In other words, she's a linguistic idiot. She's a dolt.

And she's an incoherent dolt: the first person in recent history to make Dan Quale look smrt.

So. Why am I writing about this? The media is all over it. We've all been painfully exposed to what an complete fool she is. Why write about it now?

Maybe it's because I can't resist beating up the retarded girl who lives down the street. Maybe it's because someone needs to tell people how completely retarded she is. Maybe it's because I'm just mean-spirited.

But mostly, I think it's because I take Sarah Palin seriously and as an insult. Maybe it's because I'm a member of a cooperative society and that some other members have decided that she can govern. And they elected her. And they are a part of the country I live in.

I don't know about you (oh you sweet 4 readers that I have), but when I think of Sarah Palin, I feel like someone I don't know, that I don't normally care about, that I wouldn't in a million years allow to represent me . . . has forced a representative down my unpatriotic throat. That really pisses me off.

I don't want anyone in this world or that world or the third world or the next world thinking that I would ever participate in a social contract that allowed a total fucking idiot like Sarah Palin to get elected to do anything.

Maybe I'm not so pissed at Alaska after all.

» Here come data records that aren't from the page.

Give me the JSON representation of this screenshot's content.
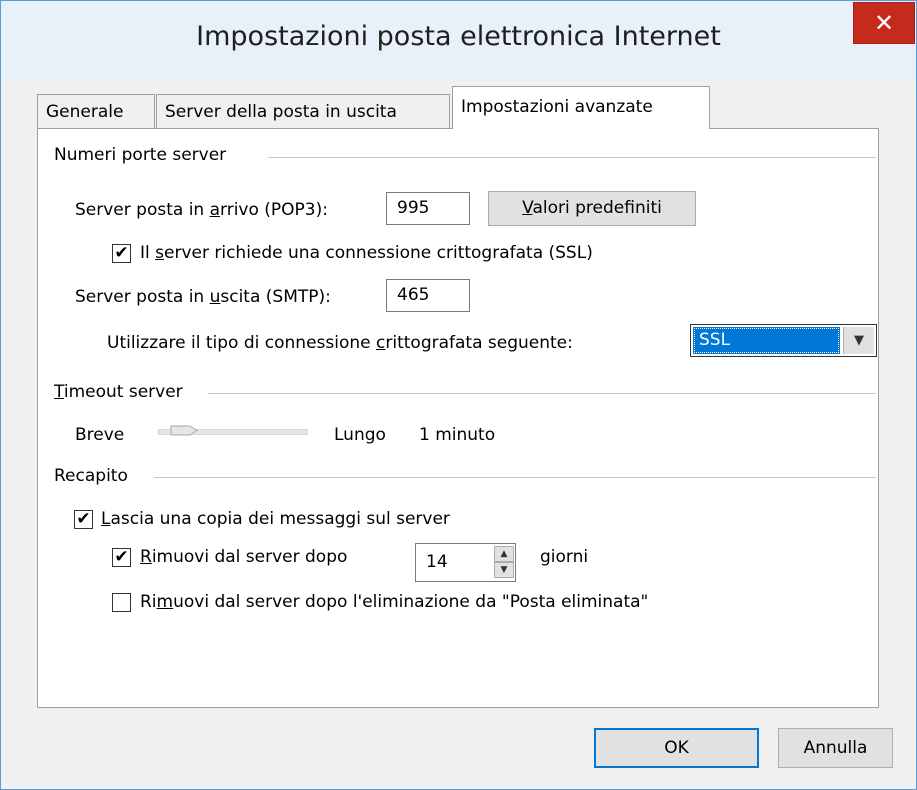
{
  "window": {
    "title": "Impostazioni posta elettronica Internet",
    "close_label": "✕"
  },
  "tabs": [
    {
      "label": "Generale",
      "active": false
    },
    {
      "label": "Server della posta in uscita",
      "active": false
    },
    {
      "label": "Impostazioni avanzate",
      "active": true
    }
  ],
  "ports": {
    "group_label": "Numeri porte server",
    "incoming_label_pre": "Server posta in ",
    "incoming_label_u": "a",
    "incoming_label_post": "rrivo (POP3):",
    "incoming_value": "995",
    "defaults_button_u": "V",
    "defaults_button_post": "alori predefiniti",
    "ssl_check_pre": "Il ",
    "ssl_check_u": "s",
    "ssl_check_post": "erver richiede una connessione crittografata (SSL)",
    "ssl_checked": true,
    "outgoing_label_pre": "Server posta in ",
    "outgoing_label_u": "u",
    "outgoing_label_post": "scita (SMTP):",
    "outgoing_value": "465",
    "encryption_label_pre": "Utilizzare il tipo di connessione ",
    "encryption_label_u": "c",
    "encryption_label_post": "rittografata seguente:",
    "encryption_value": "SSL"
  },
  "timeout": {
    "group_label_u": "T",
    "group_label_post": "imeout server",
    "short_label": "Breve",
    "long_label": "Lungo",
    "value_label": "1 minuto",
    "level": 0.1
  },
  "delivery": {
    "group_label": "Recapito",
    "leave_copy_u": "L",
    "leave_copy_post": "ascia una copia dei messaggi sul server",
    "leave_copy_checked": true,
    "remove_after_u": "R",
    "remove_after_post": "imuovi dal server dopo",
    "remove_after_checked": true,
    "days_value": "14",
    "days_label": "giorni",
    "remove_deleted_pre": "Ri",
    "remove_deleted_u": "m",
    "remove_deleted_post": "uovi dal server dopo l'eliminazione da \"Posta eliminata\"",
    "remove_deleted_checked": false
  },
  "footer": {
    "ok_label": "OK",
    "cancel_label": "Annulla"
  },
  "icons": {
    "check": "✔",
    "chevron_down": "▼",
    "spin_up": "▲",
    "spin_down": "▼"
  }
}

Maybe I just want to eat a bullet for being a U.S. Citizen.

I'm embarrassed. Even more so than I was over 8 years of 43.

Here's an addendum that I hope to keep brief:

Law is written in language. There are both syntactic and semantic meanings that we have to deal with. But law deals with both. This is the whole idea behind a strict constructionist v. a more intuition-driven idea of the constitution.

What did the individual words mean at the time? What was the intent of the framers? What was the higher-level of meaning?

This issue of language and context is at the heart of how we form our political opinions and how we ultimately elect our representatives. Part of that is that we trust that our representatives at least understand what the linguistic issues are, and at least attempt to deal with them in a reasonable way.

This promise of trust is what is so disturbing about 43 and Palin. There's a total disregard for any semblance of decent understanding of the language of the law. We need fewer politicians and more linguists.